Aside: When I first heard of named capture groups, they seemed like a great idea, but now I wonder if they really make regexes easier to read than \1, \2....
Take this string.
a = "real-ab(+)real-bc(+)real-cd-xy"
a.scan(/[a-z_0-9]+\-[a-z_0-9]+[\-\[a-z_0-9]+\]?/)
=> ["real-ab", "real-bc", "real-cd-xy"]
But how come this next string gets nothing?
a = "real-a(+)real-b(+)real-c"
a.scan(/[a-z_0-9]+\-[a-z_0-9]+[\-\[a-z_0-9]+\]?/)
=> []
How can I have it so both strings output into a 3 count array?
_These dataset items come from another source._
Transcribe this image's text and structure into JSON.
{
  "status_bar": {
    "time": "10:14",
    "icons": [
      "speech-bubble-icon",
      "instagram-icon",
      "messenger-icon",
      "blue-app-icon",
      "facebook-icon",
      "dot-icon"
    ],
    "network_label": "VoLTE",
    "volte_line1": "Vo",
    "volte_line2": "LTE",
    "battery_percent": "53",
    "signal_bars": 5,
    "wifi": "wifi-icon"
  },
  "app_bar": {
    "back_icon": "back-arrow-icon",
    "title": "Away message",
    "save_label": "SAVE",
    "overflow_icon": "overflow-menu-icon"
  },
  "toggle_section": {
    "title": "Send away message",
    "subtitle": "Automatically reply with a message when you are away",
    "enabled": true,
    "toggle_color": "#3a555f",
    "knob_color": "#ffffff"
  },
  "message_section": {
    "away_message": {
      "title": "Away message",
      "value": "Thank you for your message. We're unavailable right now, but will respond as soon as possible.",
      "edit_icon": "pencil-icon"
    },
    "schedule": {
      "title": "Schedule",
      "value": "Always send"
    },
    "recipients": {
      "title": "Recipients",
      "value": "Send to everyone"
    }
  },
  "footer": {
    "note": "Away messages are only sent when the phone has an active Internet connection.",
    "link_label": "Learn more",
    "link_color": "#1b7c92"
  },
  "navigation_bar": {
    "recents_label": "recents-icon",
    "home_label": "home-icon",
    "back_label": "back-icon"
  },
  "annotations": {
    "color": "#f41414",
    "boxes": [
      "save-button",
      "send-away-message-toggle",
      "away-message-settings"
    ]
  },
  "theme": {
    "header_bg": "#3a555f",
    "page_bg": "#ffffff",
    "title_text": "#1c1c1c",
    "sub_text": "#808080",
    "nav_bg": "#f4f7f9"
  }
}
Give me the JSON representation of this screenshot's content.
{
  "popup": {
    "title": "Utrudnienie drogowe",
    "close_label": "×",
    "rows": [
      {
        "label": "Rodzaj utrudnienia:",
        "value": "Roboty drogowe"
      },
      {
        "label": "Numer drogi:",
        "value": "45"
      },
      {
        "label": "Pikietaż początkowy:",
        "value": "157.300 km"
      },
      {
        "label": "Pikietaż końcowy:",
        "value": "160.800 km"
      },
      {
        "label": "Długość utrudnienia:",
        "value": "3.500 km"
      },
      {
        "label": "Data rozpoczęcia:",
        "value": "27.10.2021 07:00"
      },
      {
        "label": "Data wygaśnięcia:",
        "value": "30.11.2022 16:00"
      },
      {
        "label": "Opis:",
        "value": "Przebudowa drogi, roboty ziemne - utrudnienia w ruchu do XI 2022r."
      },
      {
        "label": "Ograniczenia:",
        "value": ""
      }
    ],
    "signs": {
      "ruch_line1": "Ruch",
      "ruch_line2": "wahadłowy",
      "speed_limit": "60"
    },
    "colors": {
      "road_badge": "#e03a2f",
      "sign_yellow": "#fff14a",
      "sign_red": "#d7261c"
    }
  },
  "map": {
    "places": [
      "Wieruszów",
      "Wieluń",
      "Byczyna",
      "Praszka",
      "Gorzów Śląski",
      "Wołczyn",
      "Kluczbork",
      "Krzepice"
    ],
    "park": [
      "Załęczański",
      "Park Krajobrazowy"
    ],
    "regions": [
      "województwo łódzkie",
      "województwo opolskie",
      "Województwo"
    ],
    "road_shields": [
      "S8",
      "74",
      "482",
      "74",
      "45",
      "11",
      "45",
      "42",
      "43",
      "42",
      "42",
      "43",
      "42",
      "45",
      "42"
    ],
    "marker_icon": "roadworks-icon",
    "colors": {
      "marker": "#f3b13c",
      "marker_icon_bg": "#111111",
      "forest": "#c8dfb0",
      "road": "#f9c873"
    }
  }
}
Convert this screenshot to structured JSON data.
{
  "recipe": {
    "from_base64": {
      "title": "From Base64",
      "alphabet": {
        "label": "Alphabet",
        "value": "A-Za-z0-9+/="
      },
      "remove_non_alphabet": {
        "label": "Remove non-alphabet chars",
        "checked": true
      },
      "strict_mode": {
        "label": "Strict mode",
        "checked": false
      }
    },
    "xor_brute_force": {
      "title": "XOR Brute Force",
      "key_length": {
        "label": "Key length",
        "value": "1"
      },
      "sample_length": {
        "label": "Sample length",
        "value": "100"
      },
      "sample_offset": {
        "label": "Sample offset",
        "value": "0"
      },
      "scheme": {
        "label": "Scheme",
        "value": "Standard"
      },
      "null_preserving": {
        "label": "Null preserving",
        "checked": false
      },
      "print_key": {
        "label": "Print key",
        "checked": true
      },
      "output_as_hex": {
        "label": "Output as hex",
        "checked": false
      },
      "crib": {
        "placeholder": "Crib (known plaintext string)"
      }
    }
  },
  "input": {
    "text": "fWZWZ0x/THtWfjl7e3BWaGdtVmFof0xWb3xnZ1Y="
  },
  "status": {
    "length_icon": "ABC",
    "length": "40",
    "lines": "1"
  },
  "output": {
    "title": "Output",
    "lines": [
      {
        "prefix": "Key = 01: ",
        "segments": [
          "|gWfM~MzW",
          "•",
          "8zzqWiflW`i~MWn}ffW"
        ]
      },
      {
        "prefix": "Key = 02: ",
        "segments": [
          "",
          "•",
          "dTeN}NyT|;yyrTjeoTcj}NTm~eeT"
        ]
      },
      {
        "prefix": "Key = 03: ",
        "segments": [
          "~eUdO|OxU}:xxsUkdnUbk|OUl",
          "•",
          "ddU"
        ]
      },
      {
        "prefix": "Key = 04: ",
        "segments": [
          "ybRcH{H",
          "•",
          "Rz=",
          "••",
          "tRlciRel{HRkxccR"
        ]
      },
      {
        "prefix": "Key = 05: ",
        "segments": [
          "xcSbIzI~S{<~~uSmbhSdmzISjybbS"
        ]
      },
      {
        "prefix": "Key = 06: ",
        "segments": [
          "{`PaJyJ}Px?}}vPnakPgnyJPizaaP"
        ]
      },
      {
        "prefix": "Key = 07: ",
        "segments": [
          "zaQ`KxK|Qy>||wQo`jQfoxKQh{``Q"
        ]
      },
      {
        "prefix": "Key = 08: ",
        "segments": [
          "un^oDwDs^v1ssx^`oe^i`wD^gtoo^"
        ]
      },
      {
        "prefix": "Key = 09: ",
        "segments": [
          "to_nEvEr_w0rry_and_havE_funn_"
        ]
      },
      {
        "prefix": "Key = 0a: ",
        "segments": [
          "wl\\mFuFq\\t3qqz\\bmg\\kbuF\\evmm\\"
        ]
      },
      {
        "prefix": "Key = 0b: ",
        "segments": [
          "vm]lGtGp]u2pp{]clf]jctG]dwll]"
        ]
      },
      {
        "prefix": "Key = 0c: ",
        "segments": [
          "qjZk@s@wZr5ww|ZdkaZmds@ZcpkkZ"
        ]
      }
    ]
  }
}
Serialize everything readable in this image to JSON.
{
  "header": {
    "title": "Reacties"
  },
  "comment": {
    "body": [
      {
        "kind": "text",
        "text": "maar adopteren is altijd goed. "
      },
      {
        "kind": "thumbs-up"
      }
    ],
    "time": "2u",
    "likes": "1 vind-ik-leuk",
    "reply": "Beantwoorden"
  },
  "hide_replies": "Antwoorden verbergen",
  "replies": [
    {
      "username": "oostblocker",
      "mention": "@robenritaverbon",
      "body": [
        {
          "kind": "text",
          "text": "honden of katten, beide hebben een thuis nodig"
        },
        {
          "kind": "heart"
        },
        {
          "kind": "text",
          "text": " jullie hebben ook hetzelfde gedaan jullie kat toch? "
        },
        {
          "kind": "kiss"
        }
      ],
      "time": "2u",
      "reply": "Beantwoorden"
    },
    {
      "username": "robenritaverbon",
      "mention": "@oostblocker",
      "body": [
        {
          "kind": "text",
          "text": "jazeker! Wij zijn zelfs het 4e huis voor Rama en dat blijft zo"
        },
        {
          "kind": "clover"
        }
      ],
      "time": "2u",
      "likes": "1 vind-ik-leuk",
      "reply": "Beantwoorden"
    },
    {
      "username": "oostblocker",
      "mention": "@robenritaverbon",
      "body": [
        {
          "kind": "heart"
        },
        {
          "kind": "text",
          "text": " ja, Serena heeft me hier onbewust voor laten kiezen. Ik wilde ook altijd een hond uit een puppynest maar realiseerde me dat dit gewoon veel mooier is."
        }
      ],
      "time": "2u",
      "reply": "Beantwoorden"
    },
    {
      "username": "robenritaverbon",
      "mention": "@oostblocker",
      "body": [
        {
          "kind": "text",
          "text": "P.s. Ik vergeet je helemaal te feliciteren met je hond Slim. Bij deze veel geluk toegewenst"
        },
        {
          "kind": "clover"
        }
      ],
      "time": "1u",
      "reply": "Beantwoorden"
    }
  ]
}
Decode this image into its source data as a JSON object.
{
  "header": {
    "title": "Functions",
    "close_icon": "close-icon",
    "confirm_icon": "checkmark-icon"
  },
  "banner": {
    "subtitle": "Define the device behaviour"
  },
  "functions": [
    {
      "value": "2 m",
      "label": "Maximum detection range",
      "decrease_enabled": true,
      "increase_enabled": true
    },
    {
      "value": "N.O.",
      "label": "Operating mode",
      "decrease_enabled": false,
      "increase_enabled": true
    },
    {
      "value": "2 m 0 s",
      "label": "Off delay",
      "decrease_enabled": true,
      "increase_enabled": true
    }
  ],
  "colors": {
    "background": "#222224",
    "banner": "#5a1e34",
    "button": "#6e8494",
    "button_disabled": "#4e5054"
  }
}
You've confused parentheses (used for grouping) and square brackets (used for character classes). You want
a.scan(/[a-z_0-9]+-[a-z_0-9]+(?:-[a-z_0-9]+)?/)
(?:...) creates a non-capturing group which is what you need here.
Furthermore, unless you want to disallow uppercase letters explicitly, you can write \w as a shorthand for "a letter, digit or underscore":
a.scan(/\w+-\w+(?:-\w+)?/)
a.scan(/[a-z_0-9]+\-[a-z_0-9]+/)
Why not simply?
a.scan(/[a-z_0-9\-]+/)